SEIDH participa de audiência pública sobre práticas ancestrais dos povos tradicionais

SEIDH participa de audiência pública sobre práticas ancestrais dos povos tradicionais de matrizes africanas, na Alese

Na tarde desta quarta-feira, 08 de agosto, a secretaria de Estado da Inclusão Social e Direitos Humanos (Seidh) participou da Audiência Pública “Abate ou Sacralização? Práticas ancestrais dos povos e comunidades tradicionais de matrizes africanas e de terreiro”, proposta pela Comissão de Direitos Humanos e Cidadania da Assembleia Legislativa de Sergipe (Alese). Com o plenário repleto de autoridades religiosas, povos e comunidades tradicionais, a Audiência contou com palestras da Iyá Sonia Oliveira, representante do Coletivo de Terreiro Àsé Egbé Sergipano, do professor do mestrado em Direitos Humanos da Universidade Tiradentes (Unit), Ilzver Matos Oliveira; e do Babalorixá Fernando Kassideran, representante do Movimento Independente de Terreiros de Sergipe (MITS).

De acordo com ele, a constituição garante a todos os cidadãos o direito de professar sua fé. “Somos patrimônio imaterial da cultura brasileira. Esse movimento jurídico que estamos vendo é algo que se alavancou no sentido de aniquilar a religião de matriz africana. Sacralizar animais nao é abater. Então estamos aqui para desmistificar essa visão errônea das práticas das religiões de matriz africana e nos somar a outras vozes no país, mostrando que a religião que veio da mãe África não produz nenhum arquétipo de marginalização”, defendeu o Babalorixá.

Mamet’u Wilma Orodomim, do Abaçá Oxóssi Kacilecy, também ocupou a tribuna para defender o direito de liberdade de culto. “O sacrifício de animais é em louvor aos Orixás. Candomblé não é maldade. Temos que seguir sem medo de tocar nossos atabaques e sermos atacados.

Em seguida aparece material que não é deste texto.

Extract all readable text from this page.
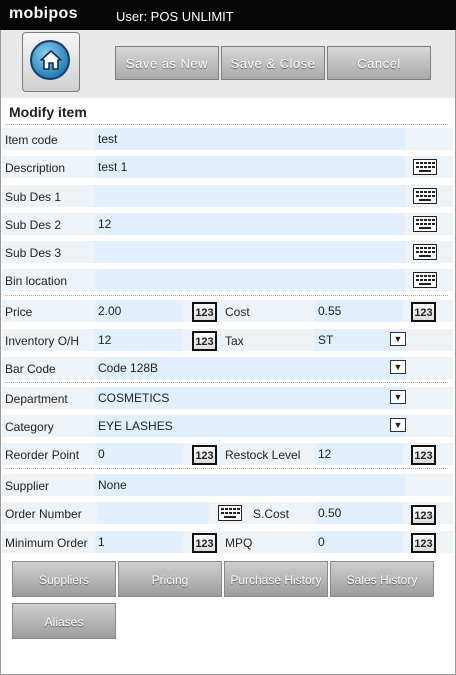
mobipos	User: POS UNLIMIT
Save as New	Save & Close	Cancel
Modify item
Item code	test
Description	test 1
Sub Des 1
Sub Des 2	12
Sub Des 3
Bin location
Price	2.00	123 Cost	0.55	123
Inventory O/H 12	123 Tax	ST	▼
Bar Code	Code 128B	▼
Department	COSMETICS	▼
Category	EYE LASHES	▼
Reorder Point 0	123 Restock Level 12	123
Supplier	None
Order Number	S.Cost 0.50	123
Minimum Order 1	123 MPQ	0	123
Suppliers	Pricing	Purchase History	Sales History
Aliases
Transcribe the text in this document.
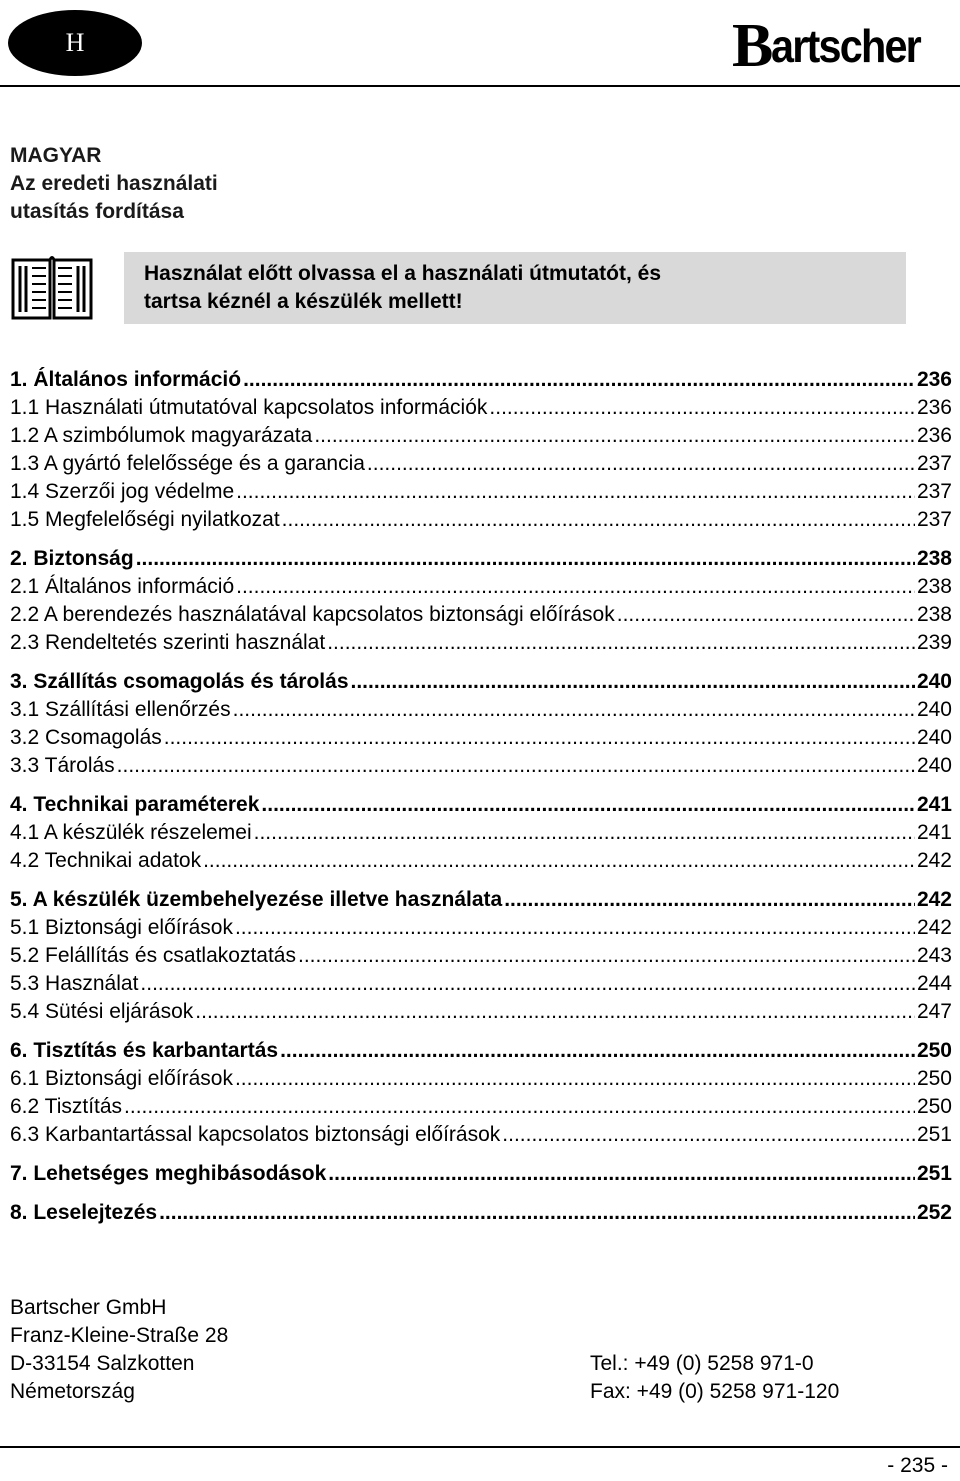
H	B artscher
MAGYAR
Az eredeti használati
utasítás fordítása
Használat előtt olvassa el a használati útmutatót, és
tartsa kéznél a készülék mellett!
1. Általános információ .....	236
1.1 Használati útmutatóval kapcsolatos információk .....	236
1.2 A szimbólumok magyarázata .....	236
1.3 A gyártó felelőssége és a garancia .....	237
1.4 Szerzői jog védelme .....	237
1.5 Megfelelőségi nyilatkozat .....	237
2. Biztonság .....	238
2.1 Általános információ .....	238
2.2 A berendezés használatával kapcsolatos biztonsági előírások .....	238
2.3 Rendeltetés szerinti használat .....	239
3. Szállítás csomagolás és tárolás .....	240
3.1 Szállítási ellenőrzés .....	240
3.2 Csomagolás .....	240
3.3 Tárolás .....	240
4. Technikai paraméterek .....	241
4.1 A készülék részelemei .....	241
4.2 Technikai adatok .....	242
5. A készülék üzembehelyezése illetve használata .....	242
5.1 Biztonsági előírások .....	242
5.2 Felállítás és csatlakoztatás .....	243
5.3 Használat .....	244
5.4 Sütési eljárások .....	247
6. Tisztítás és karbantartás .....	250
6.1 Biztonsági előírások .....	250
6.2 Tisztítás .....	250
6.3 Karbantartással kapcsolatos biztonsági előírások .....	251
7. Lehetséges meghibásodások .....	251
8. Leselejtezés .....	252
Bartscher GmbH
Franz-Kleine-Straße 28
D-33154 Salzkotten	Tel.: +49 (0) 5258 971-0
Németország	Fax: +49 (0) 5258 971-120
- 235 -
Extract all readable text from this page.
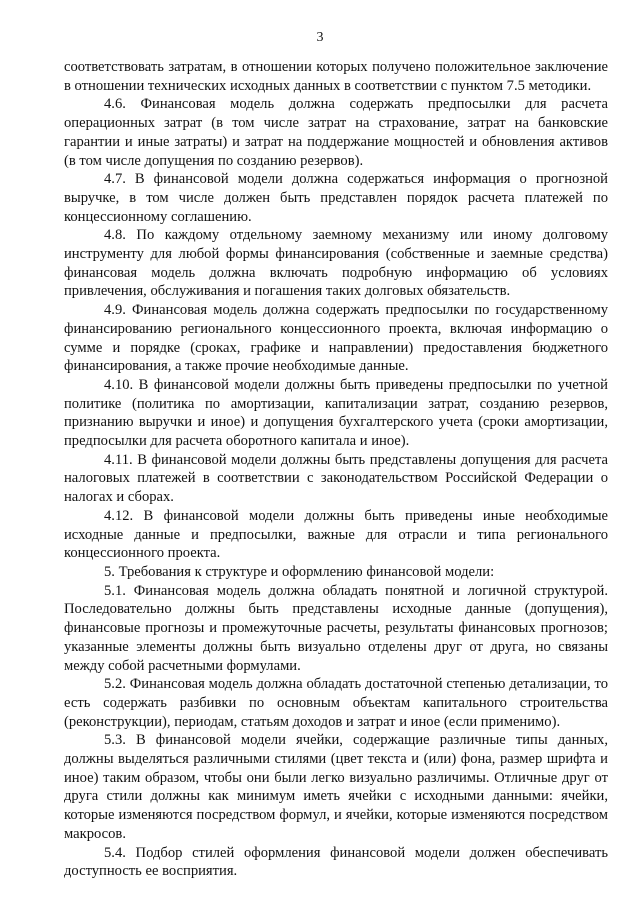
3

соответствовать затратам, в отношении которых получено положительное заключение в отношении технических исходных данных в соответствии с пунктом 7.5 методики.

4.6. Финансовая модель должна содержать предпосылки для расчета операционных затрат (в том числе затрат на страхование, затрат на банковские гарантии и иные затраты) и затрат на поддержание мощностей и обновления активов (в том числе допущения по созданию резервов).

4.7. В финансовой модели должна содержаться информация о прогнозной выручке, в том числе должен быть представлен порядок расчета платежей по концессионному соглашению.

4.8. По каждому отдельному заемному механизму или иному долговому инструменту для любой формы финансирования (собственные и заемные средства) финансовая модель должна включать подробную информацию об условиях привлечения, обслуживания и погашения таких долговых обязательств.

4.9. Финансовая модель должна содержать предпосылки по государственному финансированию регионального концессионного проекта, включая информацию о сумме и порядке (сроках, графике и направлении) предоставления бюджетного финансирования, а также прочие необходимые данные.

4.10. В финансовой модели должны быть приведены предпосылки по учетной политике (политика по амортизации, капитализации затрат, созданию резервов, признанию выручки и иное) и допущения бухгалтерского учета (сроки амортизации, предпосылки для расчета оборотного капитала и иное).

4.11. В финансовой модели должны быть представлены допущения для расчета налоговых платежей в соответствии с законодательством Российской Федерации о налогах и сборах.

4.12. В финансовой модели должны быть приведены иные необходимые исходные данные и предпосылки, важные для отрасли и типа регионального концессионного проекта.

5. Требования к структуре и оформлению финансовой модели:

5.1. Финансовая модель должна обладать понятной и логичной структурой. Последовательно должны быть представлены исходные данные (допущения), финансовые прогнозы и промежуточные расчеты, результаты финансовых прогнозов; указанные элементы должны быть визуально отделены друг от друга, но связаны между собой расчетными формулами.

5.2. Финансовая модель должна обладать достаточной степенью детализации, то есть содержать разбивки по основным объектам капитального строительства (реконструкции), периодам, статьям доходов и затрат и иное (если применимо).

5.3. В финансовой модели ячейки, содержащие различные типы данных, должны выделяться различными стилями (цвет текста и (или) фона, размер шрифта и иное) таким образом, чтобы они были легко визуально различимы. Отличные друг от друга стили должны как минимум иметь ячейки с исходными данными: ячейки, которые изменяются посредством формул, и ячейки, которые изменяются посредством макросов.

5.4. Подбор стилей оформления финансовой модели должен обеспечивать доступность ее восприятия.
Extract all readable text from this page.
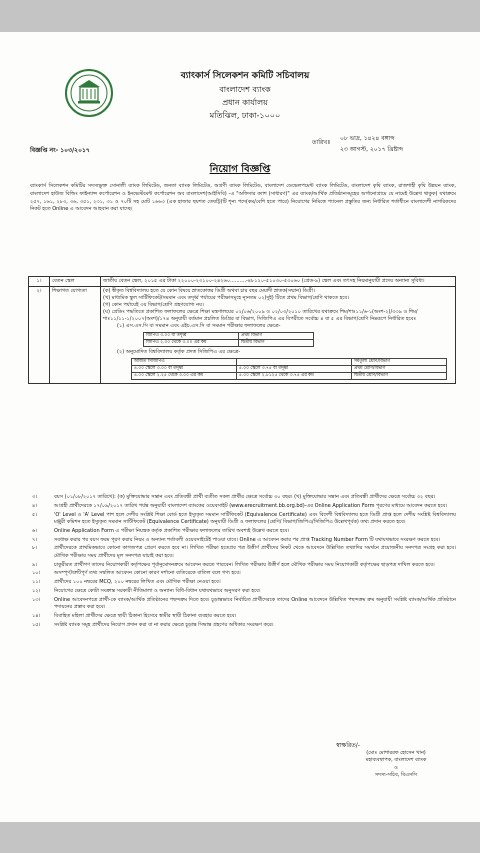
ব্যাংকার্স সিলেকশন কমিটি সচিবালয়
বাংলাদেশ ব্যাংক
প্রধান কার্যালয়
মতিঝিল, ঢাকা-১০০০
তারিখঃ
০৮ ভাদ্র, ১৪২৪ বঙ্গাব্দ
২৩ আগস্ট, ২০১৭ খ্রিষ্টাব্দ
বিজ্ঞপ্তি নং- ১০৩/২০১৭
নিয়োগ বিজ্ঞপ্তি
ব্যাংকার্স সিলেকশন কমিটির সদস্যভুক্ত সোনালী ব্যাংক লিমিটেড, জনতা ব্যাংক লিমিটেড, অগ্রণী ব্যাংক লিমিটেড, বাংলাদেশ ডেভেলপমেন্ট ব্যাংক লিমিটেড, বাংলাদেশ কৃষি ব্যাংক, রাজশাহী কৃষি উন্নয়ন ব্যাংক, বাংলাদেশ হাউজ বিল্ডিং ফাইন্যান্স কর্পোরেশন ও ইনভেস্টমেন্ট কর্পোরেশন অব বাংলাদেশ(আইসিবি) -এ "অফিসার ক্যাশ (সাধারণ)" এর ব্যাংক/আর্থিক প্রতিষ্ঠানসমূহের অর্গানোগ্রামে যে নামেই উল্লেখ থাকুক) যথাক্রমে ২৫৭, ১৬১, ২৮৩, ৩৬, ৩৫১, ২৩১, ৩১ ও ৭০টি সহ মোট ১৬৬৩ (এক হাজার ছয়শত তেষট্টি)টি শূন্য পদে(কম/বেশি হতে পারে) নিয়োগের নিমিত্তে প্যানেল প্রস্তুতির জন্য নির্ধারিত শর্তাধীনে বাংলাদেশী নাগরিকদের নিকট হতে Online এ আবেদন আহবান করা যাচ্ছে।
১।	বেতন স্কেল	জাতীয় বেতন স্কেল, ২০১৫ এর টাকা ২২০০০-২৩১০০-২৪২৬০..........-৪৮১২০-৫১০৩০-৫৩০৬০ (গ্রেড-৯) স্কেল এবং তৎসহ নিয়মানুযায়ী প্রদেয় অন্যান্য সুবিধা।
২।	শিক্ষাগত যোগ্যতা	(ক) স্বীকৃত বিশ্ববিদ্যালয় হতে যে কোন বিষয়ে স্নাতকোত্তর ডিগ্রী অথবা চার বছর মেয়াদী স্নাতক(সম্মান) ডিগ্রী।
(খ) মাধ্যমিক স্কুল সার্টিফিকেট/সমমান এবং তদূর্ধ্ব পর্যায়ের পরীক্ষাসমূহে ন্যূনতম ০২(দুই) টিতে প্রথম বিভাগ/শ্রেণি থাকতে হবে।
(গ) কোন পর্যায়েই ৩য় বিভাগ/শ্রেণি গ্রহণযোগ্য নয়।
(ঘ) গ্রেডিং পদ্ধতিতে প্রকাশিত ফলাফলের ক্ষেত্রে শিক্ষা মন্ত্রণালয়ের ০২/০৬/২০০৯ ও ০২/০৩/২০১০ তারিখের যথাক্রমে শিম/শাঃ১১/৬-১(অংশ-২)/৩৩৯ ও শিম/শাঃ১১/১১-১/২০০৭(অংশ)/১৭৪ অনুযায়ী বর্তমান প্রচলিত ডিগ্রির বা বিভাগ, সিজিপিএ এর বিপরীতে সর্বোচ্চ ৪ বা ৫ এর বিভাগ/শ্রেণি নিম্নরূপে নির্ধারিত হবেঃ
(১) এস.এস.সি বা সমমান এবং এইচ.এস.সি বা সমমান পরীক্ষার ফলাফলের ক্ষেত্রে-
জিপিএ ৩.০০ বা তদূর্ধ্ব	প্রথম বিভাগ
জিপিএ ২.০০ থেকে ৩.০০ এর কম	দ্বিতীয় বিভাগ
(২) অনুমোদিত বিশ্ববিদ্যালয় কর্তৃক প্রদত্ত সিজিপিএ এর ক্ষেত্রে-
অর্জিত সিজিপিএ		সমতুল্য শ্রেণি/বিভাগ
৪.০০ স্কেলে ৩.০০ বা তদূর্ধ্ব	৫.০০ স্কেলে ৩.৭৫ বা তদূর্ধ্ব	প্রথম শ্রেণি/বিভাগ
৪.০০ স্কেলে ২.২৫ থেকে ৩.০০ এর কম	৫.০০ স্কেলে ২.৮১২৫ থেকে ৩.৭৫ এর কম	দ্বিতীয় শ্রেণি/বিভাগ
৩।	বয়স (০১/০৮/২০১৭ তারিখে): (ক) মুক্তিযোদ্ধার সন্তান এবং প্রতিবন্ধী প্রার্থী ব্যতীত সকল প্রার্থীর ক্ষেত্রে সর্বোচ্চ ৩০ বছর। (খ) মুক্তিযোদ্ধার সন্তান এবং প্রতিবন্ধী প্রার্থীদের ক্ষেত্রে সর্বোচ্চ ৩২ বছর।
৪।	আগ্রহী প্রার্থীদেরকে ১৭/০৯/২০১৭ তারিখ পর্যন্ত অনুযায়ী বাংলাদেশ ব্যাংকের ওয়েবসাইট (www.erecruitment.bb.org.bd)-এর Online Application Form পূরণের মাধ্যমে আবেদন করতে হবে।
৫।	'O' Level ও 'A' Level পাশ হলে দেশীয় সংশ্লিষ্ট শিক্ষা বোর্ড হতে ইস্যুকৃত সমমান সার্টিফিকেট (Equivalence Certificate) এবং বিদেশী বিশ্ববিদ্যালয় হতে ডিগ্রী প্রাপ্ত হলে দেশীয় সংশ্লিষ্ট বিশ্ববিদ্যালয় মঞ্জুরী কমিশন হতে ইস্যুকৃত সমমান সার্টিফিকেট (Equivalence Certificate) অনুযায়ী ডিগ্রী ও ফলাফলের (শ্রেণি/ বিভাগ/জিপিএ/সিজিপিএ উল্লেখপূর্বক) তথ্য প্রদান করতে হবে।
৬।	Online Application Form এ পরীক্ষা নিয়ন্ত্রক কর্তৃক প্রকাশিত পরীক্ষার ফলাফলের তারিখ অবশ্যই উল্লেখ করতে হবে।
৭।	সবধাক্ষ করার পর বয়স ফরম পূরণ করার নিয়ম ও অন্যান্য শর্তাবলী ওয়েবসাইটেই পাওয়া যাবে। Online এ আবেদন করার পর প্রাপ্ত Tracking Number Form টি যথাযথভাবে সংরক্ষণ করতে হবে।
৮।	প্রার্থীদেরকে প্রাথমিকভাবে কোনো কাগজপত্র প্রেরণ করতে হবে না। লিখিত পরীক্ষা হতেপ্রব পত্র উত্তীর্ণ প্রার্থীদের নিকট থেকে আবেদনে উল্লিখিত তথ্যাদির সমর্থনে প্রয়োজনীয় সনদপত্র সংগ্রহ করা হবে। মৌখিক পরীক্ষার সময় প্রার্থীদের মূল সনদপত্র যাচাই করা হবে।
৯।	চাকুরীরত প্রার্থীগণ তাদের নিয়োগকারী কর্তৃপক্ষের পূর্বানুমোদনক্রমে আবেদন করতে পারবেন। লিখিত পরীক্ষায় উত্তীর্ণ হলে মৌখিক পরীক্ষার সময় নিয়োগকারী কর্তৃপক্ষের ছাড়পত্র দাখিল করতে হবে।
১০।	অসম্পূর্ণ/ত্রুটিপূর্ণ তথ্য সম্বলিত আবেদন কোনো কারণ দর্শানো ব্যতিরেকে বাতিল বলে গণ্য হবে।
১১।	প্রার্থীদের ১০০ নম্বরের MCQ, ২০০ নম্বরের লিখিত এবং মৌখিক পরীক্ষা নেওয়া হবে।
১২।	নিয়োগের ক্ষেত্রে কোটা সংক্রান্ত সরকারী নীতিমালা ও অন্যান্য বিধি-বিধান যথাযথভাবে অনুসরণ করা হবে।
১৩।	Online আবেদনপত্রে প্রার্থী-কে ব্যাংক/আর্থিক প্রতিষ্ঠানের পছন্দক্রম দিতে হবে। চূড়ান্তভাবে নির্বাচিত প্রার্থীদেরকে তাদের Online আবেদনে উল্লিখিত পছন্দক্রম ক্রম অনুযায়ী সংশ্লিষ্ট ব্যাংক/আর্থিক প্রতিষ্ঠানে পদায়নের প্রস্তাব করা হবে।
১৪।	বিবাহিত মহিলা প্রার্থীদের ক্ষেত্রে স্থায়ী ঠিকানা হিসেবে স্বামীর স্থায়ী ঠিকানা ব্যবহার করতে হবে।
১৫।	সংশ্লিষ্ট ব্যাংক সমূহ প্রার্থীদের নিয়োগ প্রদান করা বা না করার ক্ষেত্রে চূড়ান্ত সিদ্ধান্ত গ্রহণের অধিকার সংরক্ষণ করে।
স্বাক্ষরিত/-
(মোঃ মোশাররফ হোসেন খান)
মহাব্যবস্থাপক, বাংলাদেশ ব্যাংক
ও
সদস্য-সচিব, বিএসসি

Não tenham medo e não deixem ninguém abalar a sua fé”, disse Mãe Wilma aos presentes.

Representando o governador Belivaldo Chagas, a superintendente executiva da secretaria de Estado da Inclusão Social e Direitos Humanos (Seidh), Roseli Andrade, ressaltou a importância da iniciativa da deputada Ana Lúcia em propor a audiência. “É muito necessário debater este tema e esclarecer questões relativas às religiões de matriz africana, sobretudo em tempos de tanta intolerância religiosa, a fim de garantir o efetivo respeito aos povos tradicionais”.

Segundo a deputada Ana Lúcia, coordenadora da Comissão de DH da Alese, também nesta  quarta, em Brasília, o deputado João Daniel e representantes das religiões de matriz africana em Sergipe participam de audiência com o ministro Marco Aurélio de Mello, relator do julgamento do Recurso Extraordinário (RE) 494601 no Supremo Tribunal Federal (STF), marcado para acontecer nesta quinta-feira, 09. O recurso foi interposto pelo Ministério Público do Rio Grande do Sul contra a decisão do Tribunal de Justiça do Estado (TJ-RS) que, em 2004, validou a constitucionalidade do abate de animais em rituais religiosos por meio de uma lei.

Em vídeo exibido durante a audiência, o deputado falou que “decidir contra o direito de sacralização significa criminalizar toda a luta em defesa da liberdade religiosa”. Ainda de acordo com ele, três autoridades religiosas de Sergipe participam da Audiência com o Ministro. “Babalorixá Paulo César Lira (Asè Egbé Sergipano), Yalorixá Martha Sales (Sociedade Omolaiyè) e Pejigan Irivan de Assis (Fórum das Religiões de Matrizes Africanas) vêm fazer essa defesa. Vivemos um momento conservador no Brasil, mas o país tem uma história de defesa da liberdade religiosa. É nossa obrigação lutar por isso, como seres humanos que acreditam numa sociedade livre, justa e fraterna”, concluiu João Daniel.